An enormous crater was the result. After the explosion went off, the plan was for Ferrero’s division of USCT men to attack through the breach. But the plan was changed at the midnight hour. Ferrero had trained his troops to march in formation around the crater, clearing Confederate stragglers from their trenches, while three more divisions of Union troops moved through the breach to seize Cemetery Hill, which was about 500 yards beyond where the explosion was to have taken place. If this maneuver was successful, Union forces would be overlooking Petersburg, making Lee’s position untenable.

Ferrero had been training his men to be the first to move against the enemy’s line after a large explosion of dynamite, four tons of gunpowder, went off inside and underneath the Confederate position. But the plan was changed hours before the explosion was to go off. Ferrero’s USCT regiments were not going into the attack first, and they were not happy. For political reasons, Generals Grant and Meade directed General Burnside to replace Ferrero’s black division with General Ledlie’s white division. General Meade wanted no political repercussions for the ordering of black soldiers to the slaughter if things went badly.

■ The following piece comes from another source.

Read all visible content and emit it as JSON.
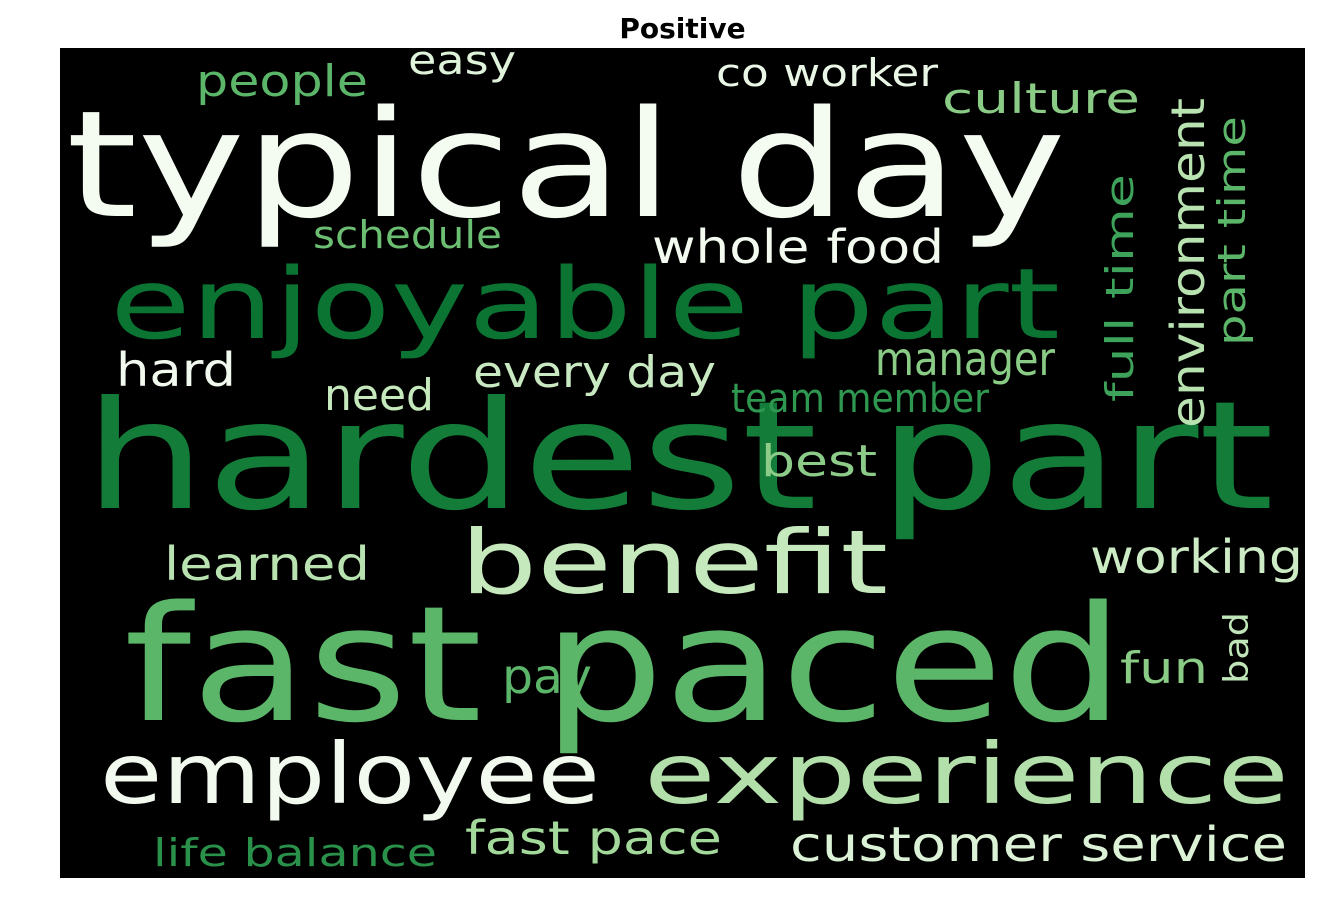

The change of plan was so sudden that some of Ferrero’s commanders did not learn of it until after midnight on the morning of the explosion and the battle. The USCT soldiers had trained for weeks in anticipation of the assault, and they were anxious to fight. The white troops were unprepared for the movements associated with maneuvering around a crater on the battlefield, because Ledlie had not properly trained them for the attack.

The Battle of the Crater as depicted by Don Troiani

During the fighting, Ledlie and Ferrero were not present in the battle while their troops advanced on Petersburg. Instead, Ledlie and Ferrero were drinking rum in a bunker. Ledlie’s division was completely unprepared for its new assignment, which took place starting at 3:30 a.m. The Union army suffered nearly 3,800 casualties in this battle.

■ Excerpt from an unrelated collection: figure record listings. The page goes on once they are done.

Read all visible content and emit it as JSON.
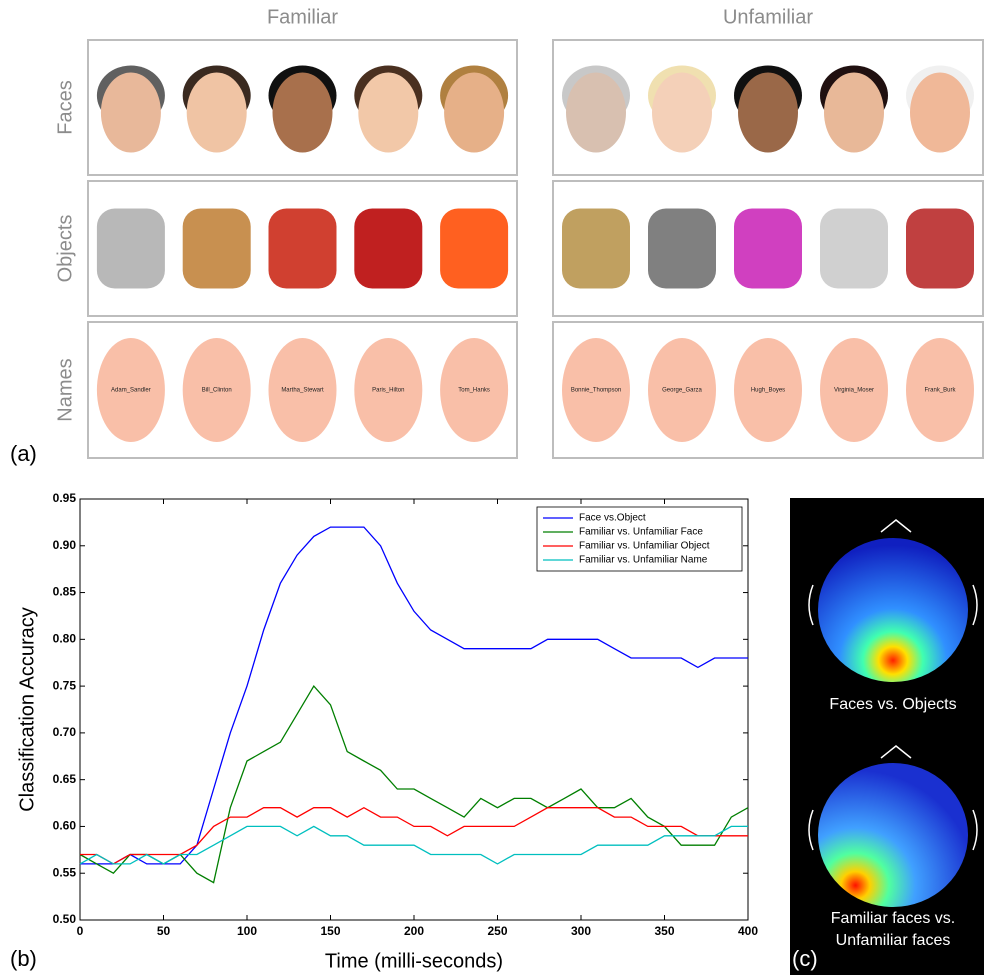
{
  "panel_labels": [
    "(a)",
    "(b)",
    "(c)"
  ],
  "stimuli": {
    "columns": [
      "Familiar",
      "Unfamiliar"
    ],
    "rows": [
      "Faces",
      "Objects",
      "Names"
    ],
    "names": [
      [
        "Adam_Sandler",
        "Bill_Clinton",
        "Martha_Stewart",
        "Paris_Hilton",
        "Tom_Hanks"
      ],
      [
        "Bonnie_Thompson",
        "George_Garza",
        "Hugh_Boyes",
        "Virginia_Moser",
        "Frank_Burk"
      ]
    ]
  },
  "chart_data": {
    "type": "line",
    "xlabel": "Time (milli-seconds)",
    "ylabel": "Classification Accuracy",
    "x": [
      0,
      10,
      20,
      30,
      40,
      50,
      60,
      70,
      80,
      90,
      100,
      110,
      120,
      130,
      140,
      150,
      160,
      170,
      180,
      190,
      200,
      210,
      220,
      230,
      240,
      250,
      260,
      270,
      280,
      290,
      300,
      310,
      320,
      330,
      340,
      350,
      360,
      370,
      380,
      390,
      400
    ],
    "series": [
      {
        "name": "Face vs.Object",
        "color": "#0000ff",
        "values": [
          0.56,
          0.56,
          0.56,
          0.57,
          0.56,
          0.56,
          0.56,
          0.58,
          0.64,
          0.7,
          0.75,
          0.81,
          0.86,
          0.89,
          0.91,
          0.92,
          0.92,
          0.92,
          0.9,
          0.86,
          0.83,
          0.81,
          0.8,
          0.79,
          0.79,
          0.79,
          0.79,
          0.79,
          0.8,
          0.8,
          0.8,
          0.8,
          0.79,
          0.78,
          0.78,
          0.78,
          0.78,
          0.77,
          0.78,
          0.78,
          0.78
        ]
      },
      {
        "name": "Familiar vs. Unfamiliar Face",
        "color": "#007f00",
        "values": [
          0.57,
          0.56,
          0.55,
          0.57,
          0.57,
          0.56,
          0.57,
          0.55,
          0.54,
          0.62,
          0.67,
          0.68,
          0.69,
          0.72,
          0.75,
          0.73,
          0.68,
          0.67,
          0.66,
          0.64,
          0.64,
          0.63,
          0.62,
          0.61,
          0.63,
          0.62,
          0.63,
          0.63,
          0.62,
          0.63,
          0.64,
          0.62,
          0.62,
          0.63,
          0.61,
          0.6,
          0.58,
          0.58,
          0.58,
          0.61,
          0.62
        ]
      },
      {
        "name": "Familiar vs. Unfamiliar Object",
        "color": "#ff0000",
        "values": [
          0.57,
          0.57,
          0.56,
          0.57,
          0.57,
          0.57,
          0.57,
          0.58,
          0.6,
          0.61,
          0.61,
          0.62,
          0.62,
          0.61,
          0.62,
          0.62,
          0.61,
          0.62,
          0.61,
          0.61,
          0.6,
          0.6,
          0.59,
          0.6,
          0.6,
          0.6,
          0.6,
          0.61,
          0.62,
          0.62,
          0.62,
          0.62,
          0.61,
          0.61,
          0.6,
          0.6,
          0.6,
          0.59,
          0.59,
          0.59,
          0.59
        ]
      },
      {
        "name": "Familiar vs. Unfamiliar Name",
        "color": "#00bfbf",
        "values": [
          0.56,
          0.57,
          0.56,
          0.56,
          0.57,
          0.56,
          0.57,
          0.57,
          0.58,
          0.59,
          0.6,
          0.6,
          0.6,
          0.59,
          0.6,
          0.59,
          0.59,
          0.58,
          0.58,
          0.58,
          0.58,
          0.57,
          0.57,
          0.57,
          0.57,
          0.56,
          0.57,
          0.57,
          0.57,
          0.57,
          0.57,
          0.58,
          0.58,
          0.58,
          0.58,
          0.59,
          0.59,
          0.59,
          0.59,
          0.6,
          0.6
        ]
      }
    ],
    "xlim": [
      0,
      400
    ],
    "xticks": [
      0,
      50,
      100,
      150,
      200,
      250,
      300,
      350,
      400
    ],
    "ylim": [
      0.5,
      0.95
    ],
    "yticks": [
      {
        "value": 0.5,
        "label": "0.50"
      },
      0.55,
      {
        "value": 0.6,
        "label": "0.60"
      },
      0.65,
      {
        "value": 0.7,
        "label": "0.70"
      },
      0.75,
      {
        "value": 0.8,
        "label": "0.80"
      },
      0.85,
      {
        "value": 0.9,
        "label": "0.90"
      },
      0.95
    ],
    "legend": "upper right"
  },
  "topography": {
    "captions": [
      [
        "Faces vs. Objects"
      ],
      [
        "Familiar faces vs.",
        "Unfamiliar faces"
      ]
    ]
  }
}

Ferrero’s division, or what was left of it after the slaughter, was incorporated into a newly organized USCT unit, the XXV corps, which was composed entirely of black troops, and they went on with General Grant to Appomattox Courthouse. Ferrero was criticized by a court of inquiry for his actions at the Battle of the Crater, but he continued to serve as a division commander until the end of the war and was brevetted major general on December 2, 1864 for “meritorious service.”